After executing the docker container and opening the interactive environment, I ran predictions for the eml_canonical dataset successfully:

ersilia -v api run -i eml_canonical.csv -o eml_ersilia_output.csv

ersiliapredictionlog.log

To copy the prediction values from docker to my local computer I ran the code:
- docker cp jovial_hodgkin:/root/ eml_ersilia_output.csv /mnt/c/Users/Administrator/Downloads
  
  Compare results with the Ersilia Model Hub implementation!
  
  Differences on the original code and Ersilia model Hub prediction values:
The model from Ersilia Hub was able to run 442 predictions, this means that 9 compounds that could not be features in the original code were features in the hub code and prediction values equated to NULL, the nine features are listed below:

key	input
FAQLAUHZSGTTLN-UHFFFAOYSA-N	[CaH2]
KRHYYFGTRYWZRS-UHFFFAOYSA-M	[F-]l
ZCYVEMRRCGMTRW-UHFFFAOYSA-N	[I]
XLYOFNOQVPJJNP-UHFFFAOYSA-N	O
WCUXLLCKKVVCTQ-UHFFFAOYSA-M	[Cl-].[K+]
NLKNQRATVPKPDG-UHFFFAOYSA-M	[K+].[I-]
RWSOTUBLDIXVET-UHFFFAOYSA-N	S
FJKGRAZQBBWYLG-UHFFFAOYSA-M	N.N.[F-].[Ag+]
FAPWRFPIFSIZLT-UHFFFAOYSA-M	[Na+].[Cl-]

To get the features, I ran a simple Python script to extract the values in eml_ersilia_output.csv, which is the hubs predictions values, that are not in eml_canonical_predictions.csv that are the original code prediction values
These features are not SMILES (Simplified Molecular Input Line Entry System) notation.
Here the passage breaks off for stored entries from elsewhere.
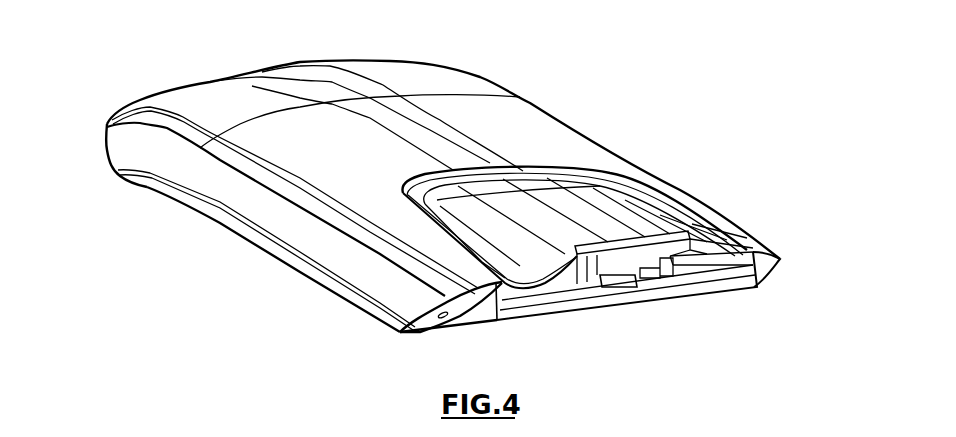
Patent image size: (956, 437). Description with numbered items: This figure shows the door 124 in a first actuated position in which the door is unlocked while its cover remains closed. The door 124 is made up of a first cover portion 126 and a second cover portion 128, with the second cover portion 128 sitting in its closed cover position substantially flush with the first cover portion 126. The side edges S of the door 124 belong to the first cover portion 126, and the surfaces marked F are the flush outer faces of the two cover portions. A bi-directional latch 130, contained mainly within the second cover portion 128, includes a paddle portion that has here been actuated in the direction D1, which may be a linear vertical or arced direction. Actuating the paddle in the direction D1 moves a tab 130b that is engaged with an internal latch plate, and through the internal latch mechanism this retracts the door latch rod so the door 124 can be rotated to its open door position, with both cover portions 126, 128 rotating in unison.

The door 124 is at (133, 213).
The first cover portion 126 is at (290, 98).
The second cover portion 128 is at (657, 223).
The bi-directional latch 130 is at (563, 277).
The tab 130b is at (618, 257).
The side edges S is at (307, 223).
The flat surface F is at (443, 187).
The first direction D1 is at (802, 242).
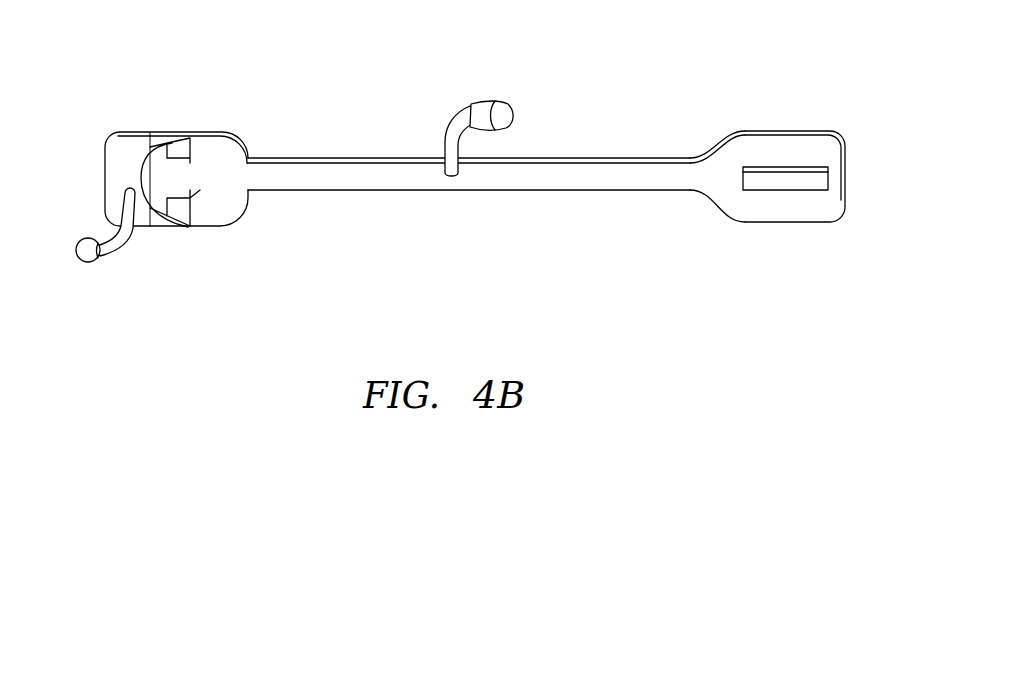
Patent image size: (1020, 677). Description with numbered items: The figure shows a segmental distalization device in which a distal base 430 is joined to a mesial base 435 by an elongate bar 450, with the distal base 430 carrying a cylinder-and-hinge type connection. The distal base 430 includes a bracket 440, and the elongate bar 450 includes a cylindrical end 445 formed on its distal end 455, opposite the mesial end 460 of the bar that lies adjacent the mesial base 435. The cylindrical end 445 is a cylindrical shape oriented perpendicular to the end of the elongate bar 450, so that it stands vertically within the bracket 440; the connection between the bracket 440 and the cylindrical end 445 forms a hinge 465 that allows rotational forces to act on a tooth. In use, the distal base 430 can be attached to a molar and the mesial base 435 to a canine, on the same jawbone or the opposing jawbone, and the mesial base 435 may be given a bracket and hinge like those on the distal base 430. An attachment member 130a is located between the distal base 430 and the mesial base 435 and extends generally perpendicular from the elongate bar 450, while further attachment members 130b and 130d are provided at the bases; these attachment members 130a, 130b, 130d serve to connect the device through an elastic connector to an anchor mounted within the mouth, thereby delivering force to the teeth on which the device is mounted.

Rather they are text representations of ions and thus could not be features, that's why they are don't have predictions and are equated to NULL.

DhanshreeA commented 9 months ago

Great job @boazleleina thank you for the updates!

boazleleina commented 9 months ago

Week 3 - Propose new models

Task 1 - Suggest a new model and document it (1)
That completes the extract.